Hahnemann, der die Malaria aus der Zeit seiner praktischen Ausbildung kannte, fand diese Erklärung nicht überzeugend.

Für einen Selbstversuch nahm er selbst mehrmals eine geringe Menge Chinarinde ein. Zu seinem Erstaunen bekam er jedesmal Symptome, die ihn an eine Malaria-Erkrankung erinnerten.

Dies führte ihn nach weiteren Versuchen auch mit anderen Substanzen zu der Erkenntnis: 

„Similia similibus curentur“

Ähnliches möge mit Ähnlichem geheilt werden

 

Er lehrte, dass eine homöopathische Arznei einen kranken Patienten kuriert, wenn eben diese Arznei bei einem Gesunden genau jene Krankheit auslösen würde.

Hahnemann schreibt in seinen Werken auch vom Prinzip der Lebenskraft im Menschen und davon, dass nur durch ihr Ungleichgewicht Krankheiten entstehen können. 

„Der Erreger ist nichts, das Milieu ist alles"

 

Bakterien und Viren herrschen nur dann vor, wenn im Körper das für sie passende Milieu herrscht.

Wenn sich in Ihrem Haus Mäuse tummeln würden, dann nur, weil es bei Ihnen genügend Futter gäbe (z.B. leicht erreichbare Vorräte) - das Milieu also „mäusegerecht” wäre.

Ob Ihr Haus Mäuseeingänge hätte, wäre unwichtig.
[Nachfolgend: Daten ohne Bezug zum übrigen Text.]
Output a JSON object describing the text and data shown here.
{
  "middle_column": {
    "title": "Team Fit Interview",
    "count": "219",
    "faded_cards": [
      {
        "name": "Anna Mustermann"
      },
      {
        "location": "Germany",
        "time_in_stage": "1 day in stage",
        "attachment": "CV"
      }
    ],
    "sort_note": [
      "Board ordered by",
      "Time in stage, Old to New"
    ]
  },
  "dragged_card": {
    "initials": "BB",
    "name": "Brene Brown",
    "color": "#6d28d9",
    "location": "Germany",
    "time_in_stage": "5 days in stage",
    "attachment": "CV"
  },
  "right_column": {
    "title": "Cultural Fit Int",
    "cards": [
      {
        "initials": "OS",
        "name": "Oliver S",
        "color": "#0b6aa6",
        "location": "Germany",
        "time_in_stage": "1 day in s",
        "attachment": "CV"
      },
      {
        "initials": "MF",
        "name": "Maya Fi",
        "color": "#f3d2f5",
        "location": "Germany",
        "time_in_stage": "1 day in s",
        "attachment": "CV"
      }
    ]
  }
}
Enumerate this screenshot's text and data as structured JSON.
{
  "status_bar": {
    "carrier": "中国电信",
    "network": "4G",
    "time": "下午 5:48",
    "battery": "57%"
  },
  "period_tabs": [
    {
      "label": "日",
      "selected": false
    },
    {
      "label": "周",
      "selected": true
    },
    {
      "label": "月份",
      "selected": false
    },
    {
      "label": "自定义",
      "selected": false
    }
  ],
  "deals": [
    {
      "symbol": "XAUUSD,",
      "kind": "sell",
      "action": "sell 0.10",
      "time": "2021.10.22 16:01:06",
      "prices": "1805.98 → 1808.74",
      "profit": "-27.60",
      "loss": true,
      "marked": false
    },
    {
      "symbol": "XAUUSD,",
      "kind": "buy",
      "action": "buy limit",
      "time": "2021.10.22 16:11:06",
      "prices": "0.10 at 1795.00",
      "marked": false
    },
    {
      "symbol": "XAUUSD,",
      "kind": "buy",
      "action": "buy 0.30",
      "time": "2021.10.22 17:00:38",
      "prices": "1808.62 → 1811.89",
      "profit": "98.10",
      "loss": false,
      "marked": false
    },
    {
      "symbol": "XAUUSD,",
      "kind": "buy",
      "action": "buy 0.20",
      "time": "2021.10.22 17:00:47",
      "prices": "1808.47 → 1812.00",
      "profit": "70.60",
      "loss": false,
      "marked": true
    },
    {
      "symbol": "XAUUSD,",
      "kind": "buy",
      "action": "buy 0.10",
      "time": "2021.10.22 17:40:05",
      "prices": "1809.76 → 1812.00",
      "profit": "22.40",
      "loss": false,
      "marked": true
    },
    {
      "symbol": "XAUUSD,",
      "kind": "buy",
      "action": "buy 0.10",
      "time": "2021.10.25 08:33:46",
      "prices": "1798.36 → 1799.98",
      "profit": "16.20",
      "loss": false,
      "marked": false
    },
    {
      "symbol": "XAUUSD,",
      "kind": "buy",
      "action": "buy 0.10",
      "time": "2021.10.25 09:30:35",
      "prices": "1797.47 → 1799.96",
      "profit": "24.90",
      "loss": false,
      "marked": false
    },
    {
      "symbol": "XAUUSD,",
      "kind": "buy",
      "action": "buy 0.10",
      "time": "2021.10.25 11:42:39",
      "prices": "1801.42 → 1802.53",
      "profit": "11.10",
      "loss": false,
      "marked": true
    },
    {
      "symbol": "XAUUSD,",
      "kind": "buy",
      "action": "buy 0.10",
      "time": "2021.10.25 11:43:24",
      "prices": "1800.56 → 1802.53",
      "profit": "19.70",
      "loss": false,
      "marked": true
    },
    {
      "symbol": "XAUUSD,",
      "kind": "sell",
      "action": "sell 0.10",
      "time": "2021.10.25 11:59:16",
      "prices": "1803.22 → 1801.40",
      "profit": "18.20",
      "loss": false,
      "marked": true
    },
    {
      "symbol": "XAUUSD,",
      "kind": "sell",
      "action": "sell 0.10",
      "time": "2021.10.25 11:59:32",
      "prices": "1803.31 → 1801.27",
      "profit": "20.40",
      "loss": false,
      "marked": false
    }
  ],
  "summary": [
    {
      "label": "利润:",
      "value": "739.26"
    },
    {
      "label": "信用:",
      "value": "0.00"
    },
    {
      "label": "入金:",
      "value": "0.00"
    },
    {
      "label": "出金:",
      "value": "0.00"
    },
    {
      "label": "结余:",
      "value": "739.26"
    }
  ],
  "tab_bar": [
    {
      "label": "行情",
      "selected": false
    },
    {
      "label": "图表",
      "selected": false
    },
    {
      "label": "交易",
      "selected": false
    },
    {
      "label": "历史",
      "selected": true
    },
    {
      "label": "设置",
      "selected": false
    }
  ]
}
Ihr Haus könnte viele Mäuseeingänge besitzen, doch würde sich dort keine einzige Maus blicken lassen, wenn keine leicht erreichbaren Vorräte (Getreide, Nüsse o. ä.) zu finden wären - den Nagern also das Milieu in Ihrem Haus nicht zusagen würde.

 

Hahnemann war davon überzeugt, dass durch die Homöopathie das Milieu verändert werden kann und diese Lebenskraft – die Selbstheilungskraft – aktiviert und gestärkt werden kann und dieser Überzeugung kann ich mich nur anschließen.

 

                               Quelle: Pixabay 

 

Da die Klassische Homöopathie eine individuelle Methode ist, kann eine Mittelwahl erst nach ausführlicher Befragung über Symptome und Gegebenheiten getroffen werden.

Im Gegensatz zur Schulmedizin geht es hier nicht vorrangig um Diagnosen, sondern um die individuellen Ausprägungen und Symptome im Rahmen eines bestimmten Krankheitsbildes.

 

Die Erstanamnese steht zu Beginn der homöopathischen Behandlung und dauert je nach Fall 1,5 bis 3 Stunden. 

Die Folge-Termine, oder auch Follow Up´s, werden alle 4-6 Wochen meist telefonisch geführt um den Verlauf der Therapie zu besprechen und dauern meist nicht länger als 20-30 min.

Um mich auf die Erstanamnese entsprechend vorzubereiten, benötige ich von jedem Patienten einen Fragebogen. Bitte fordern Sie den Fragebogen einfach bei mir an.

Für die Verordnung bei akuten Erkrankung sind oft 10-20 Minuten Befragung ausreichend.

 

Um den Menschen in seiner Gesamtheit zu begreifen und ihn in seinen Anliegen zu unterstützen, ist die Klassische Homöopathie ein wichtiger Meilenstein.